Anna-Maria se concentra, les yeux brillants. Une lueur bleue, plus intense que la précédente, apparut sur la couronne.
— Moins trois. C’est plus fort, mais encore bien en-deçà du niveau d’utilité potentielle. Voyons maintenant la télékinésie. Essayez de toutes vos forces, Ma Sœur. Lévitez avec votre chaise à un centimètre du sol.
Cette fois, la lueur rose et dorée fut à peine discernable et les pieds de la chaise demeurèrent obstinément collés au sol.
— Pitoyable. Moins huit. Relaxez-vous… Pour tester la fonction créative, je vais vous demander de construire une illusion. Fermez les yeux et visualisez un objet courant, votre chaussure, par exemple ! Suspendue en l’air, là, devant vous… Faites qu’elle nous apparaisse. Souhaitez-le de toute votre volonté !
Cette fois, l’étincelle verte fut comme une étoile minature. Et… n’était-ce pas la forme floue d’une botte qui flottait devant leurs yeux ?

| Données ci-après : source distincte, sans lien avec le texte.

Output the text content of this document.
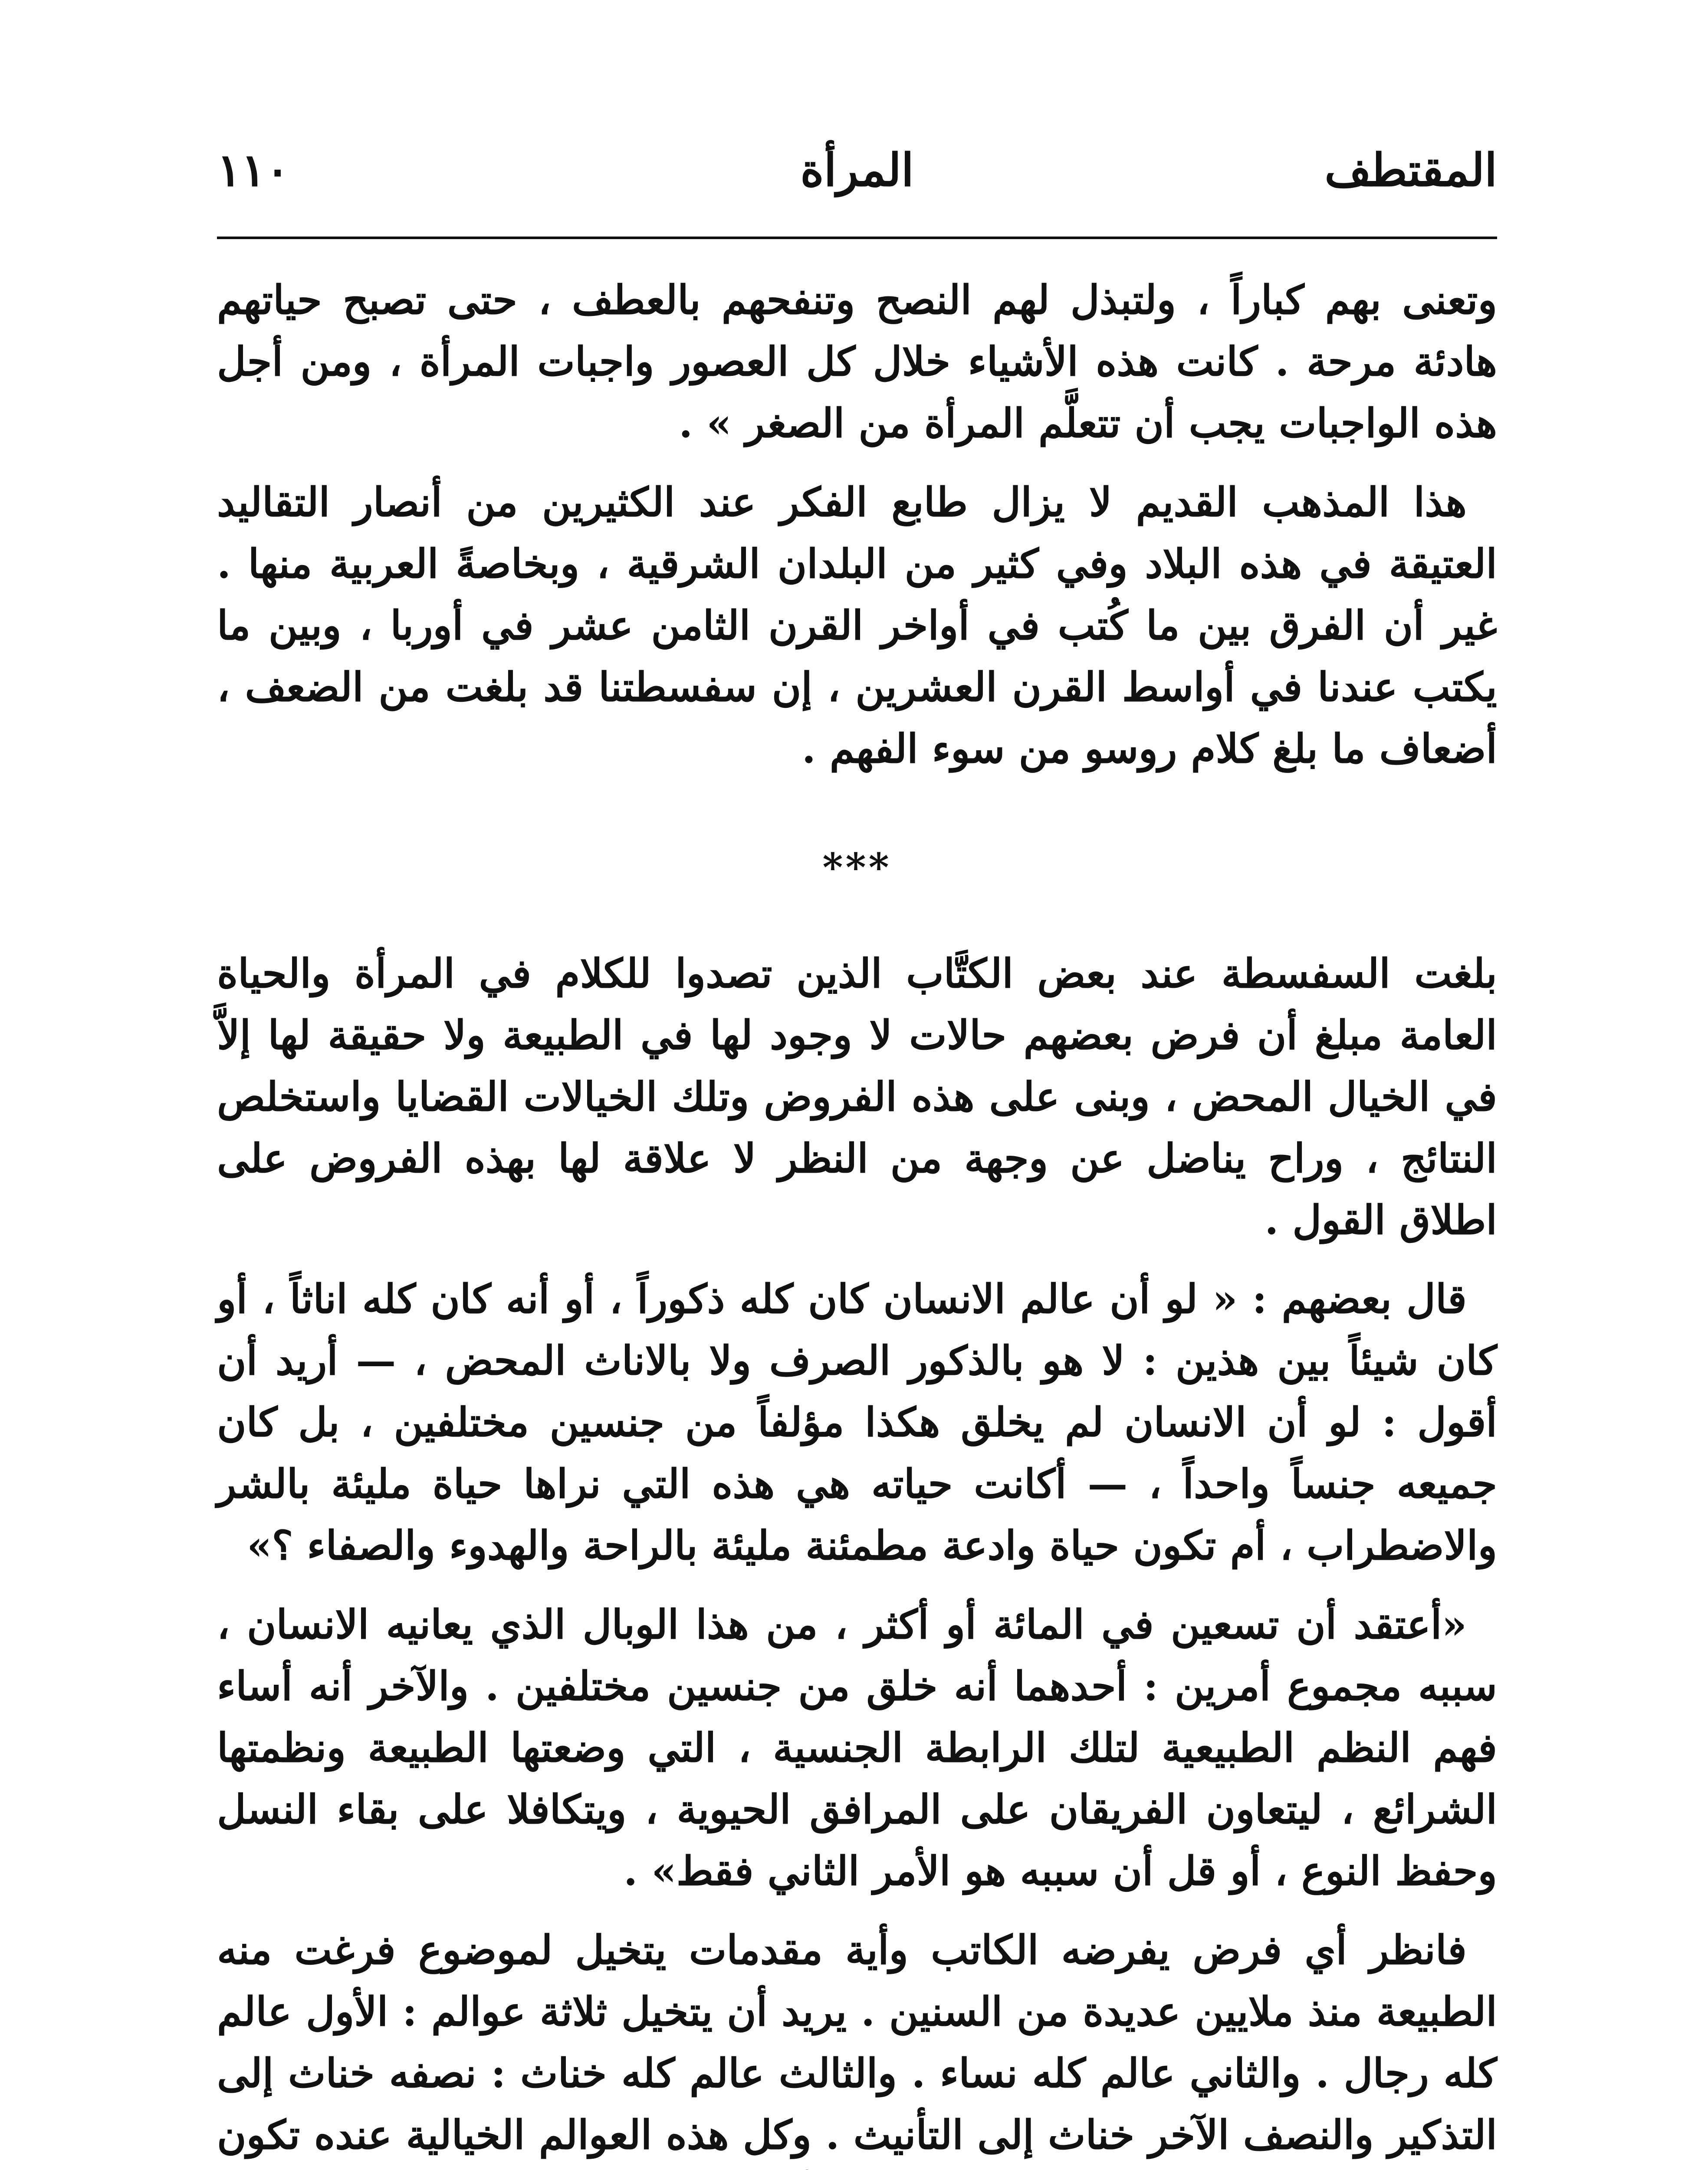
١١٠	المرأة	المقتطف

وتعنى بهم كباراً ، ولتبذل لهم النصح وتنفحهم بالعطف ، حتى تصبح حياتهم هادئة مرحة . كانت هذه الأشياء خلال كل العصور واجبات المرأة ، ومن أجل هذه الواجبات يجب أن تتعلَّم المرأة من الصغر » .

هذا المذهب القديم لا يزال طابع الفكر عند الكثيرين من أنصار التقاليد العتيقة في هذه البلاد وفي كثير من البلدان الشرقية ، وبخاصةً العربية منها . غير أن الفرق بين ما كُتب في أواخر القرن الثامن عشر في أوربا ، وبين ما يكتب عندنا في أواسط القرن العشرين ، إن سفسطتنا قد بلغت من الضعف ، أضعاف ما بلغ كلام روسو من سوء الفهم .

***

بلغت السفسطة عند بعض الكتَّاب الذين تصدوا للكلام في المرأة والحياة العامة مبلغ أن فرض بعضهم حالات لا وجود لها في الطبيعة ولا حقيقة لها إلاَّ في الخيال المحض ، وبنى على هذه الفروض وتلك الخيالات القضايا واستخلص النتائج ، وراح يناضل عن وجهة من النظر لا علاقة لها بهذه الفروض على اطلاق القول .

قال بعضهم : « لو أن عالم الانسان كان كله ذكوراً ، أو أنه كان كله اناثاً ، أو كان شيئاً بين هذين : لا هو بالذكور الصرف ولا بالاناث المحض ، — أريد أن أقول : لو أن الانسان لم يخلق هكذا مؤلفاً من جنسين مختلفين ، بل كان جميعه جنساً واحداً ، — أكانت حياته هي هذه التي نراها حياة مليئة بالشر والاضطراب ، أم تكون حياة وادعة مطمئنة مليئة بالراحة والهدوء والصفاء ؟»

«أعتقد أن تسعين في المائة أو أكثر ، من هذا الوبال الذي يعانيه الانسان ، سببه مجموع أمرين : أحدهما أنه خلق من جنسين مختلفين . والآخر أنه أساء فهم النظم الطبيعية لتلك الرابطة الجنسية ، التي وضعتها الطبيعة ونظمتها الشرائع ، ليتعاون الفريقان على المرافق الحيوية ، ويتكافلا على بقاء النسل وحفظ النوع ، أو قل أن سببه هو الأمر الثاني فقط» .

فانظر أي فرض يفرضه الكاتب وأية مقدمات يتخيل لموضوع فرغت منه الطبيعة منذ ملايين عديدة من السنين . يريد أن يتخيل ثلاثة عوالم : الأول عالم كله رجال . والثاني عالم كله نساء . والثالث عالم كله خناث : نصفه خناث إلى التذكير والنصف الآخر خناث إلى التأنيث . وكل هذه العوالم الخيالية عنده تكون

— Felice, vous voyez ? s’exclama la Tanu. Plus trois point cinq !
Anna-Maria ouvrit les yeux et l’illusion s’évanouit brusquement.
— Vous voulez dire que j’ai vraiment réussi ?
— La couronne augmente artificiellement votre pouvoir de créativité naturel et le rend opérant alors qu’il n’est que latent. Malheureusement, votre potentiel psychique est tellement bas qu’il en est presque virtuellement inutilisable, même si on l’augmente au maximum.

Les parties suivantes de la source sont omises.